Mets: How Steve Cohen can build a sustained winner from the inside out
Expanding the Mets Analytics Department
It is no secret that the Mets have one of the smallest analytics departments in Major League Baseball. The department consists of two people whose titles are Baseball Research and Development Analyst and Pitching Data and Movement Analyst.
One could venture to guess what those two people’s daily tasks are by their titles and I am sure they are good at what they do but nevertheless, it is not sufficient.
For comparison, the Dodgers have at least twelve people in their analytics department. I will not list all of the titles but the biggest differences between the Mets and the Dodgers are that the Dodgers have positions like Quantitative Analyst and Baseball Operations Analyst in addition to having young members in the department like Junior Data Engineers.
This helps the front office and the coaching staff put together comprehensive reports regarding players to acquire or how to put players already on the team in the best positions to succeed.

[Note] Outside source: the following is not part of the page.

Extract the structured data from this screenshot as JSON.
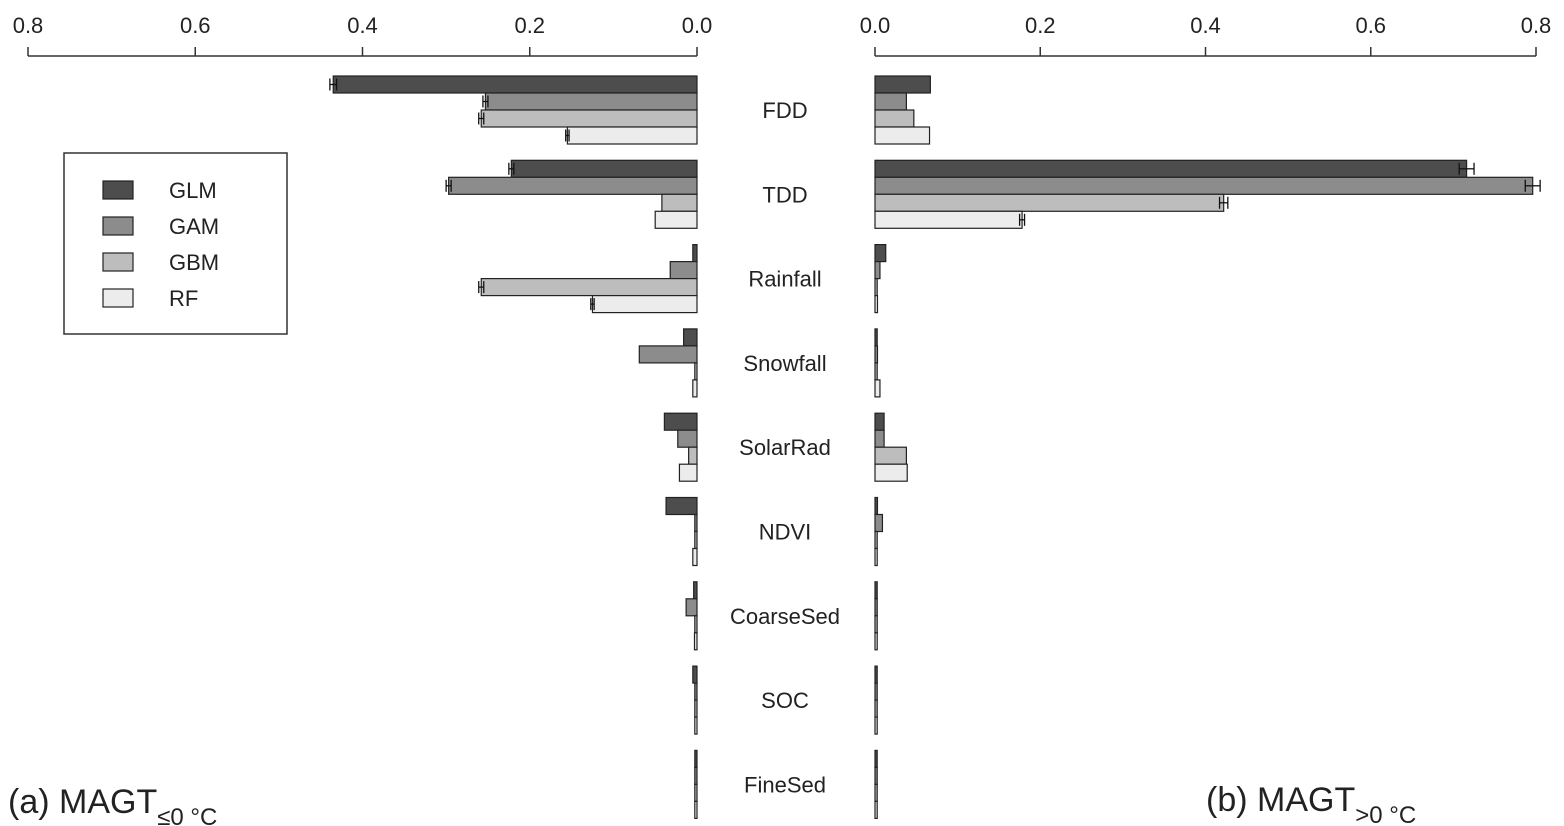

The Mets do not really have this level of analytics and Steve Cohen should heavily invest in this area on day one.
It is crucial that the Mets do not play the game at a disadvantage. It was very clear this World Series that analytics more often than not help you win.
The Dodgers and Rays are two of the most heavily invested teams in analytics and they have been highly successful the several years.
By investing in a larger analytics department, the Mets will be able to better identify value in players like bullpen arms.
One of the most difficult things to do in baseball is to build a formidable bullpen that consistently performs well. Due to the volatility of relievers, it is better from a value perspective to find the diamonds in the ruff like the Dodgers do than spend lots of money on big relief arms like Craig Kimbrel or Aroldis Chapman who are really good but may not live up to the contract that was given to them.
Now, this isn’t to say that a team should never give out big contracts to relievers but the analytics will help the front office better identify when it is better from a value perspective and when you should steer clear.
Whether you agree with analytics or not this is the way the game is going and ultimately the smart teams and the successful teams are getting on the train. The Mets can no longer stand by and watch the train go by as they get held back in the past.